# CSCI 151 - Lab 13

Heap Maze Search

## Overview

In this lab, we will implement a Heap for performing an intelligent search of a maze.
## Materials

## Setup

- Download the skeleton for this project.
- Unpack the code into a new Eclipse Java project.

## Description

It is possible to do more than just find a solution trail in a maze. We now wish to
find the minimum length path from the explorer to the goal state. While the Stack
interface would be optimal in space, it was not guaranteed to find the minimum length
trail. The Queue interface performed better, but at the expense of remembering
all possible trails at a given level.
With a Heap that implements a Priority Queue, we can balance both space and time in our
search. In this lab, we will implement this Heap, organized to always have the minimum
element available in constant time. If we assign priority in a certain way,
we will be implementing A*
Search, a classic pathfinding algorithm.

## Step 1 - TrailEstimator

Our first step is to create the heuristic function for comparing trails. We are
familiar with using a `compareTo`

method in sorting algorithms, but
a Trail cannot be properly compared to another trail without the context of a puzzle.
Java lets us compare in another way for this circumstance. In the
`TrailEstimator`

class, you will find two methods. This class is a
Comparator for the Trail objects, which will have the proper Puzzle object available.
The `estimateFor`

method should return the length of the given Trail, plus
an estimate for the remaining length of the trail. This estimate should be calculated
using the `manhattanDistanceTo`

method of the Position class.

The `compare`

method will then be able to compare two Trail objects, using
using the estimate for each Trail calculated in the above method. Return -1 if the
first Trail estimate is less than the second, 0 if they are equal, and 1 if the first
Trail estimate is greater than the second.

## Step 2 - peek and add

With a Comparator object, we can proceed with implementing the Heap. This Heap will
be implementing the Searcher interface. In particular,
we will be implementing a Heap where the minimum node will be the root of the Heap.
Our implementation will use an ArrayList to store all the elements of our Heap.
The first method to implement is `peek`

. This should return the
root element, which will always be stored in the first position of the ArrayList.

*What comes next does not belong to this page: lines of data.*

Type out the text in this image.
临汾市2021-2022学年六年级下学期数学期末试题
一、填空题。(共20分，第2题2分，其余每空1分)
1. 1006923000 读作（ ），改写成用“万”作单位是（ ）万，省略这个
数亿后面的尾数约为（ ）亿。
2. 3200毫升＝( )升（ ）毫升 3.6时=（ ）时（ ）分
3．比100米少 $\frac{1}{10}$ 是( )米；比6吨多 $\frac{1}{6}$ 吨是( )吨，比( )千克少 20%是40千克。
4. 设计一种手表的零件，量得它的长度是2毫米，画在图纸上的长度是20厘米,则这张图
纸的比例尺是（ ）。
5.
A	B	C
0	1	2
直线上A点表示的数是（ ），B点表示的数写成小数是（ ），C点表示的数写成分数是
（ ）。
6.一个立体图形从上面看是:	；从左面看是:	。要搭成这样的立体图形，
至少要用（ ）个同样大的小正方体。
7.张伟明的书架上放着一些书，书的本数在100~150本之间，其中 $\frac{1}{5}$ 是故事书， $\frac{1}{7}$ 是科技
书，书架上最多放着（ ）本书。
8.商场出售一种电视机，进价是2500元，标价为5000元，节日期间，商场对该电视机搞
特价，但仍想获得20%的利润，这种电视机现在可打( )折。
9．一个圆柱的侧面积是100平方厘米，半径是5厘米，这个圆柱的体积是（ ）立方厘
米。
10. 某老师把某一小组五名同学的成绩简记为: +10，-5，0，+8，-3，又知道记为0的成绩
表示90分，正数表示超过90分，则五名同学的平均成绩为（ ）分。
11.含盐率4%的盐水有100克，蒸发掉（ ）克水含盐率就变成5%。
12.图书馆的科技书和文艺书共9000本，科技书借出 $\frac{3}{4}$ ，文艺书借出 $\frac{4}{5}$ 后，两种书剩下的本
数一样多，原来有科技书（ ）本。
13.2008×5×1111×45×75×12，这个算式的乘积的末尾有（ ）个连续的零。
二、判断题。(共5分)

Second, you should implement the `add`

method. New elements are added to the
end of the ArrayList, and then filtered up repeatedly when the element is found
to be less than its parent. Use the Comparator object to calculate
if an element is greater or less than another element. Based on the structure of the Heap,
you should be able to
calculate the index of the parent for any node using a few mathematical operations.

## Step 3 - remove

Elements can be removed from the heap through a similar filtering process. First, save a
copy of the first element of the list. Next, move the element that is last
up to the first position. This could cause a violation of the Heap property
that all parents must be smaller than their children. If the element is less
than only one of its children, swap these two elements. If the element is
less than both of its children, swap the smaller of the two children with the element,
so that we don't break the Heap property any further. Finally, when a swap was
made, repeatedly check the subsequent descendents to guarantee that the Heap
property is always preserved.
## Step 4 - isHeap

Finally, you will write a method to check that all of the properties of a Heap are
present. Namely, you must verify that each element is smaller than its children elements.
Because of our use of an ArrayList to track the elements, we will always assume that
the elements form a Heap that is as compact as possible.
## Step 5 - Evaluation

Compare the new Heap Searcher to the earlier Stack and Queue implementations.
Create 10 random mazes of size 50x50. For each maze, use the new *Shotgun* button
to remove some of the walls. Now, for each maze and strategy (Stack, Queue, and Heap),
record the number of visited nodes as a percentage of the total number of open spaces
in the initial maze. Discuss the differences you see between the Stack, Queue, and Heap.
## What to Hand In

Submit your TrailEstimator.java and MinHeap.java implementations on Moodle, along with your evaluation
document.
## Grading

- To earn a D, finish Step 1.
- To earn a C, finish the above and Step 2.
- To earn a B, finish the above and Step 3.
- To earn a A, finish the above and Step 4.
- To earn a 100, finish the above and Step 5.